À part la radicalisation ou la politisation de la religion de l’islam par une minorité de musulmans, les revendications d’abrogation et de restauration offrent des éclairages particuliers sur la façon dont la foi chrétienne et la foi islamique interprètent différentes visions du monde.
Les musulmans ont le droit de déclarer qu’ils ont la meilleure religion, le livre le plus précis, et le plus grand prophète. Le droit à de telles déclarations est garanti par les provisions de la liberté religieuse dans des alliances, des congrès, des traités, des déclarations, et des lois à l’échelle internationale. La liberté de
pensée, de croyance, de conscience et d’expression est la prérogative de tous les individus et peuples.
Selon les croyances et la pratique musulmanes, l’islam rétablit le statut de sainteté lié aux endroits, aux objets et aux peuples que le christianisme biblique a eu tendance à relativiser en faveur d’un accès direct à Dieu le Père par JésusChrist, le Fils, et par le Saint-Esprit. Ce genre de langage sur Dieu n’entre pas
dans le discours islamique, ni aucune spéculation sur la nature divine. Bien que constituant l’essentiel de la nouvelle identité de ceux qui croient en Jésus-Christ, l’idée de la filiation – Dieu a adopté les êtres humains pour ses enfants – ne s’y trouve pas non plus. Voici ce que l’Évangile de Jean déclare au sujet de Jésus en tant que Parole de Dieu éternelle : « Elle est venue chez les siens, et les siens ne l’ont pas reçue ; mais à tous ceux qui l’ont reçue, elle a donné le pouvoir de devenir enfants de Dieu, à ceux qui croient en son nom et qui sont nés, non du sang, ni de la volonté de la chair ni de la volonté de l’homme, mais de Dieu1 . » (Jn 1.11-13)
La venue de Dieu dans la personne de Jésus-Christ a établi une nouvelle alliance, caractérisée essentiellement par un accès libre et direct à Dieu.
1. La notion de « lieux saints » renversée
Jésus a dit à la Samaritaine que des endroits tels que Jérusalem ou le mont Garizim n’étaient plus des lieux saints obligatoires. Par conséquent, dans la perspective d’une nouvelle alliance, le pèlerinage en soi n’est pas obligatoire. Les adorateurs que Dieu recherche sont ceux qui l’adorent en esprit et en vérité (Jn 4).
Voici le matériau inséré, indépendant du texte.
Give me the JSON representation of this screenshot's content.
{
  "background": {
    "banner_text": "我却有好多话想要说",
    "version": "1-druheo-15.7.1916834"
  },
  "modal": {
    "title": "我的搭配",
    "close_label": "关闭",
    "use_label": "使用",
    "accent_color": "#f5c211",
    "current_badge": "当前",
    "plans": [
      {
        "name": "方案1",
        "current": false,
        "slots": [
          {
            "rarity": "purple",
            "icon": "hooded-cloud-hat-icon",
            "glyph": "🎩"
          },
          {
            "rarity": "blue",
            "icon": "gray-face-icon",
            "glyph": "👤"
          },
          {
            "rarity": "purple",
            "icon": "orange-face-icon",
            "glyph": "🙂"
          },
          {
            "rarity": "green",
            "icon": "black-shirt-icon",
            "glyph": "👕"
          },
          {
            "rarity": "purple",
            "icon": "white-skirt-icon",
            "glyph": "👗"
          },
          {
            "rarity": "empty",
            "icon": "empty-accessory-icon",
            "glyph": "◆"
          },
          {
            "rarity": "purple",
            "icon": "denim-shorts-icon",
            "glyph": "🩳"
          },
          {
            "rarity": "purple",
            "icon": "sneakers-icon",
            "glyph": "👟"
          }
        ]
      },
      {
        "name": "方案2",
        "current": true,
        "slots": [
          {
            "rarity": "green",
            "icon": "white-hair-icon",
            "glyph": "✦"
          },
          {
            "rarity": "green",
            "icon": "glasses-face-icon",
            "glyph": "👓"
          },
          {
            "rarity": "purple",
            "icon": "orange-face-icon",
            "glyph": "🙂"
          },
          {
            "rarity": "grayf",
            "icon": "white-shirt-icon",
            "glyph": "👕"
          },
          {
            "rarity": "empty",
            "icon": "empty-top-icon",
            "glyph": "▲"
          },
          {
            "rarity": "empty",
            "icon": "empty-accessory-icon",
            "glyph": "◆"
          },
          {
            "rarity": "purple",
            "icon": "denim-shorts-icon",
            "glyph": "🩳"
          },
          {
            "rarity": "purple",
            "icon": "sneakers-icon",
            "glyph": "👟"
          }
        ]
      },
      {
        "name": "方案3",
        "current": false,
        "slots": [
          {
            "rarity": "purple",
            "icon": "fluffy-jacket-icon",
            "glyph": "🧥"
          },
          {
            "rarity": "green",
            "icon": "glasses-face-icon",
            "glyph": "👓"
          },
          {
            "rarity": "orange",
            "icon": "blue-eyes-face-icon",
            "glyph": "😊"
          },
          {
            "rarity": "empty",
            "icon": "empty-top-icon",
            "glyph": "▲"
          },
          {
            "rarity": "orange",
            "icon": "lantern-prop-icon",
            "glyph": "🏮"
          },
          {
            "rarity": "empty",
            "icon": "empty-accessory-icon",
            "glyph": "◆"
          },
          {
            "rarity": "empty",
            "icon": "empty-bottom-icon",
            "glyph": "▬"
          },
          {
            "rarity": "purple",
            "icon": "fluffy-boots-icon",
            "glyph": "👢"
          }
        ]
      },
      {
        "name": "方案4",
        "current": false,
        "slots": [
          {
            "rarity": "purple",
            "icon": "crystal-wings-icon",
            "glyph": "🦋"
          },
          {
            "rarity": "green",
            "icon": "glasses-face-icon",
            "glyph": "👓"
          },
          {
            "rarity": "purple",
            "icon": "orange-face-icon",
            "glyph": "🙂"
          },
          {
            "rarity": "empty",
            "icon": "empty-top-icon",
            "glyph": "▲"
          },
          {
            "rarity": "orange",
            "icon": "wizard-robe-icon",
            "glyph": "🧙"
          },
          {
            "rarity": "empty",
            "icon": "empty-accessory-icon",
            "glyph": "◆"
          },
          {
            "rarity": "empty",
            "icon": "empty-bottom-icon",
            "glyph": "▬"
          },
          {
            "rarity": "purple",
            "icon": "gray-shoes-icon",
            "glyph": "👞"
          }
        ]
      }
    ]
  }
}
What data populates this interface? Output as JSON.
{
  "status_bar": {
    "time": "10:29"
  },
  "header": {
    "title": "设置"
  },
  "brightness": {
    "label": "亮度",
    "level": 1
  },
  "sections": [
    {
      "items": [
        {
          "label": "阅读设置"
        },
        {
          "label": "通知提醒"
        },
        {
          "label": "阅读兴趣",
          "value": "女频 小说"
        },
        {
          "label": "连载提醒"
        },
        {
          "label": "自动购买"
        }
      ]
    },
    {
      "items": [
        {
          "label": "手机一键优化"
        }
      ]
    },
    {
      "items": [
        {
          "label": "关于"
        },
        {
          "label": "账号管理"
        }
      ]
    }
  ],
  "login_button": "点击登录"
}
Dieu, à travers Jésus-Christ et le Saint-Esprit, promet que là où deux ou trois sont réunis en son nom, il sera au milieu d’eux. De plus, il a la liberté de demeurer dans le cœur des croyants, lesquels deviennent eux-mêmes des temples de Dieu (1 Co 6.19).
La centralité de la Mecque, associée au Hajj, cinquième pilier de l’islam, place l’islam sur une autre trajectoire quant à l’importance des lieux saints.
2. La fonction des langues saintes changée
À la Pentecôte, toutes les langues devinrent un véhicule du sacré. Elles devinrent des langues saintes parce que capables d’exprimer les merveilles du Très-Haut.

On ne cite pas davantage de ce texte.